The tenements now forming part of iTech cover about 6,000sq km of ground.
Managing director Mike Schwarz says the resampled results from Ethiopia open the path for an extremely low-cost sources of kaolin and REE.
“Processing of the high purity kaolin increases the REE grades and extracting the REE makes [for] a higher quality kaolin product, leading to more financially robust economics,” he added.
The company noted that clay beneficiation improves REE grades by about 184%.
Assays from what the company says was the best historic drill hole in a second batch of sampling — which intersected 33m of mineralisation — are still pending.
Easy and cheap separation possible
Of the 10 resampled holes, all returned REE, the highest grade being 6m at 896 parts per million total rare earth oxides, including 2m at 1,104ppm TREO.

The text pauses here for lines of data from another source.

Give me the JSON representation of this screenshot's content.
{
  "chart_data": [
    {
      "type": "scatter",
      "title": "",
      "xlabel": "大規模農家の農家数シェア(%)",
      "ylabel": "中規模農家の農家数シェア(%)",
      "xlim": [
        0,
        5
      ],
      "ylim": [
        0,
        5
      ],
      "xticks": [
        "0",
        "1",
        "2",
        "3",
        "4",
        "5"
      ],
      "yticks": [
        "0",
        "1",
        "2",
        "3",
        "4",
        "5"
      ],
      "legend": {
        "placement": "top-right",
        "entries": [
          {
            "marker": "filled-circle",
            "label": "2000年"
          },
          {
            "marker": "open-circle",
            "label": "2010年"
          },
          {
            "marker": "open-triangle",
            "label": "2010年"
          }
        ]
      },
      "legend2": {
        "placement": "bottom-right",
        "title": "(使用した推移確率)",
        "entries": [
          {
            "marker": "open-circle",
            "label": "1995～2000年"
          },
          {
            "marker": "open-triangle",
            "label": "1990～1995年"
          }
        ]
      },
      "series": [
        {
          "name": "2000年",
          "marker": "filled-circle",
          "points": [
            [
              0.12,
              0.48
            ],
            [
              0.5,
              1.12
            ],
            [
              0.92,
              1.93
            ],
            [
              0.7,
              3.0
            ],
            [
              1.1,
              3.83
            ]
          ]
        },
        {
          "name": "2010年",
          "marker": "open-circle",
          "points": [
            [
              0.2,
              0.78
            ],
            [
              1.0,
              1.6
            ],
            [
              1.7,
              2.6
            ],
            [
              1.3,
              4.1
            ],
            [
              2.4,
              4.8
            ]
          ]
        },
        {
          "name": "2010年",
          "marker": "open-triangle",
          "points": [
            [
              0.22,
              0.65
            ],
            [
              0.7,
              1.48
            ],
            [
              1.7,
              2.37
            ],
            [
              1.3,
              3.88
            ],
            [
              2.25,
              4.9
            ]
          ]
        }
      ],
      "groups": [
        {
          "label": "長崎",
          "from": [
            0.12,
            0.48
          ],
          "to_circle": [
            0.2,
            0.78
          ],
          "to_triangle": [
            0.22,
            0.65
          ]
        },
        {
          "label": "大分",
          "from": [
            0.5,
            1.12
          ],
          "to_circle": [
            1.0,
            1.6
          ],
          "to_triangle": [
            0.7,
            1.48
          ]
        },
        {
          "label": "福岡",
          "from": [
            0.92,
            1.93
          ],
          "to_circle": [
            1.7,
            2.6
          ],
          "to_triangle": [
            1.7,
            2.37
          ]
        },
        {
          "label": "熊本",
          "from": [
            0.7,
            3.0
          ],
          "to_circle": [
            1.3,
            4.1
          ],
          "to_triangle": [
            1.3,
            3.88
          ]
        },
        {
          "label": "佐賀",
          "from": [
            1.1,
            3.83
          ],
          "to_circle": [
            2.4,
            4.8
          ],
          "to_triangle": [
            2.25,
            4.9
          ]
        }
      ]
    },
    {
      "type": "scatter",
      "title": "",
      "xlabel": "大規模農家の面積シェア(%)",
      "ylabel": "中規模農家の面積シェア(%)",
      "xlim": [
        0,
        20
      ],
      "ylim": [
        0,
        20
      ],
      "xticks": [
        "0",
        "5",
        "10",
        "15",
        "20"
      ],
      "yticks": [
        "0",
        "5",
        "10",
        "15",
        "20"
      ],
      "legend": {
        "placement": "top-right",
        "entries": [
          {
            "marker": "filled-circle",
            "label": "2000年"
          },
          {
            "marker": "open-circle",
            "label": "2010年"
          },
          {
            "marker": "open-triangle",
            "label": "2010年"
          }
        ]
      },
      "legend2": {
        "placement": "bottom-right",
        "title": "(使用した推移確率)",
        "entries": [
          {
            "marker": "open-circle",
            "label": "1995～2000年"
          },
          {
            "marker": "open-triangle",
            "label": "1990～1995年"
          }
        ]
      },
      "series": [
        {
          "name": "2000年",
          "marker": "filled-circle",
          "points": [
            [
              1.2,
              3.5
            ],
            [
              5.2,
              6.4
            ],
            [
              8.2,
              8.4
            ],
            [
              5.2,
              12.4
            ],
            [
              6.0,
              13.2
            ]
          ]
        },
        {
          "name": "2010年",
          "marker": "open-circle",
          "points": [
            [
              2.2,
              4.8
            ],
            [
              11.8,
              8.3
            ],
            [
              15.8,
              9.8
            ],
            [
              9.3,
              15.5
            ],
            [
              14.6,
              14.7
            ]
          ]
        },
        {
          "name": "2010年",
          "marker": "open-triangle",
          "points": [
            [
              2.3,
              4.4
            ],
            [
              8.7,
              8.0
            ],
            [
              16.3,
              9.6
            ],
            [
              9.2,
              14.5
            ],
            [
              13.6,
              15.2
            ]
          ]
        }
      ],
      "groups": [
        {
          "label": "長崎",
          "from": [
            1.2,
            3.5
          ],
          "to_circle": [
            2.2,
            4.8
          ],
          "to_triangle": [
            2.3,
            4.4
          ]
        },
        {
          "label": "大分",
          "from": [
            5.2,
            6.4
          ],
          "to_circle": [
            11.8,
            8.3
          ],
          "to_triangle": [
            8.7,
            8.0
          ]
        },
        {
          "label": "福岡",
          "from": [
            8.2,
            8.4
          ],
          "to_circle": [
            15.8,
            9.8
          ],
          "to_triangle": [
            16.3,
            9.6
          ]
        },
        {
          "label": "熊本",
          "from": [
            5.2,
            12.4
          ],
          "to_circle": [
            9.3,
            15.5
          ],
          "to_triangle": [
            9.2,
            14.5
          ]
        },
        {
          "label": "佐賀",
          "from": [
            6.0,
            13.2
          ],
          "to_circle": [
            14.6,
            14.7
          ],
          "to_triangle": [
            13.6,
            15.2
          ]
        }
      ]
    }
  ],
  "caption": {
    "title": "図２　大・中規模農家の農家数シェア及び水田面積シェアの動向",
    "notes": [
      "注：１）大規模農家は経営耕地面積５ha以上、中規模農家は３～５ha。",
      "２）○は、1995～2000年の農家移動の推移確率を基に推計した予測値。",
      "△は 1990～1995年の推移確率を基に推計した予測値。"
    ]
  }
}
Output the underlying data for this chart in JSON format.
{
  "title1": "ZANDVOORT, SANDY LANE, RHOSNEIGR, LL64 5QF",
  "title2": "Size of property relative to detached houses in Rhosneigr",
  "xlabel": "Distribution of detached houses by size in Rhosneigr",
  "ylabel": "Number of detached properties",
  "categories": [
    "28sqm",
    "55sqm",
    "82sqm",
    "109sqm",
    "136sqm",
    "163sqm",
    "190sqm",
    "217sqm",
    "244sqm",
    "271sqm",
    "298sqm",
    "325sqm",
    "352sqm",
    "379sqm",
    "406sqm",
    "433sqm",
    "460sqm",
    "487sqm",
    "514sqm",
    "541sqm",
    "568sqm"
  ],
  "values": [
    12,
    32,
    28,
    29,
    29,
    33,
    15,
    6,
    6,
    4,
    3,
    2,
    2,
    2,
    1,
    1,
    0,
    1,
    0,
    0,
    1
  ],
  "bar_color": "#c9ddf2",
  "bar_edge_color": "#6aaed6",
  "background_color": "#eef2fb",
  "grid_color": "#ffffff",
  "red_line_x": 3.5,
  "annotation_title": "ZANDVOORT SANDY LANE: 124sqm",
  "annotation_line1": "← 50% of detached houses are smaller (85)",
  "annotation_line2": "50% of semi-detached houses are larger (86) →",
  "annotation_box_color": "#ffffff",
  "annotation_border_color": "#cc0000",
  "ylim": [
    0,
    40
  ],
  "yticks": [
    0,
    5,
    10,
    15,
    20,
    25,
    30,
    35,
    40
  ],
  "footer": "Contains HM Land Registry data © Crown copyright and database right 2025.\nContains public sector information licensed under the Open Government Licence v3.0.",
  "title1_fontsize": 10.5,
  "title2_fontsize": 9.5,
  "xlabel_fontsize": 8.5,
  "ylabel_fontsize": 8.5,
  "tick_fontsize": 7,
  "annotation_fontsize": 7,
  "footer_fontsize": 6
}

iTech explains that the kaolin clay found at Ethiopia is a valuable component.
“Luckily with this style of mineralisation, the clays can easily and cheaply be separated (or beneficiated) by simply washing out the quartz grains with water and retaining the concentrated kaolin and REE in suspension,” says iTech.
The company has now resampled another 12 drill hole cores, with results expected within six weeks.
This test work will help the company focus on the best places to undertake its own drilling.